Peki, bu bataklığa sürükleyen şey ne? Belki sevgisizlik, belki de yalnızlık… Belki de bu bedenin bir emanet olduğunun farkına varamamak...

Sorumluluk kimde? Sigaranın zehriyle ciğerlerini temizlerken sigara içtiği için oğlunu döven babada mı? Yoksa bebeğini sokağa bırakan baba ve annede mi? Yoksa başını okşamadan evlâdını büyüten annede mi? Çevremizde görmesek de bu gibi insanlar var ve onlar yalnız oldukları ya da yanlış çevrelere atıldıkları için bu hâldeler. Birçoğumuz bu insanlardan âdeta kaçarız üstü başı pis diye. Onlarsa, sadece kendilerine sıcak davranarak onları kötü yola iten insanlar olduğu için bu yola giderler.

Belki onlara vereceğimiz sıcak bir selâm onları bu bataklıkta birer gül yapacakken, onları kaderlerine terk ediyoruz...

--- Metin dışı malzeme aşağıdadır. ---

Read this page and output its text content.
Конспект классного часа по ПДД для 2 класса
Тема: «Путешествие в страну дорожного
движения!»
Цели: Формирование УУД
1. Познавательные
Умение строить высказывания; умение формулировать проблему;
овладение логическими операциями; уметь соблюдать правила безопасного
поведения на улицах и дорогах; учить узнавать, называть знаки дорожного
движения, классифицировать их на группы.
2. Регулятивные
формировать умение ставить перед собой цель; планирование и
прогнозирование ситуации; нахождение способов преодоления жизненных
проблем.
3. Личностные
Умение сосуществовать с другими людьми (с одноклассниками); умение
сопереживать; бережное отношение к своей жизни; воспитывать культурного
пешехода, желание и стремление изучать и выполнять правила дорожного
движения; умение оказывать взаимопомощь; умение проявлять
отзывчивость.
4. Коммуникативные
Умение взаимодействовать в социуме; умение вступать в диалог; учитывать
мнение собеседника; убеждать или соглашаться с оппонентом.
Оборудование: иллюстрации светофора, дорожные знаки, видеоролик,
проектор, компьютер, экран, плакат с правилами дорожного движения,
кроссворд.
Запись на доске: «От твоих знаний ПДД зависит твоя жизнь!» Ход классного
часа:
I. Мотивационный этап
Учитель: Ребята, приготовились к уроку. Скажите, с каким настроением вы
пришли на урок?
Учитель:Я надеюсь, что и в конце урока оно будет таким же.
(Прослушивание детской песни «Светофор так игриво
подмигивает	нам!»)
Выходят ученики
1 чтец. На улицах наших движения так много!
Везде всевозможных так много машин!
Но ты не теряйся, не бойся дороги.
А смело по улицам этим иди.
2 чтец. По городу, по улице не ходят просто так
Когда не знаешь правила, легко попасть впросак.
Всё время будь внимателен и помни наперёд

Kendilerini bir anlık mutlu etmek için alkole başvuran, hayatına kötü birer leke damlatan, sonra ise eşini, çocuklarını döven insanların hâlini sadece uzaktan ah vah ederek izliyoruz. Onların aklı başında değil, lâkin bizim aklımız başımızda olmalı. Onların ruhları bedenlerinden gitmeden onları uyarmak, onlar için sivil toplum kuruluşlarından destek istemek, onlar için yapabileceğimiz en iyi hareket olmayacak mıdır?

Bizleri bağımlılıktan kurtaracak en iyi şeylerden biri kitaptır. Çünkü her kitapta yeni bir başlangıç olacaktır yeni hayatlara, yeni düşüncelere. Boşluğa düşeceğimiz anda uzanan bir el olacaktır kitap. Rasim Özdenören’in dediği gibi, “derdi olan insan okur, derdi olmayan da okuyarak dert sahibi olur”. Asıl mesele, bir derdimizin olmasıdır. Derdimiz, sokakta hap satın alan çocuklar! Bizim de çocuğumuzun bu yollara sapma ihtimâli var.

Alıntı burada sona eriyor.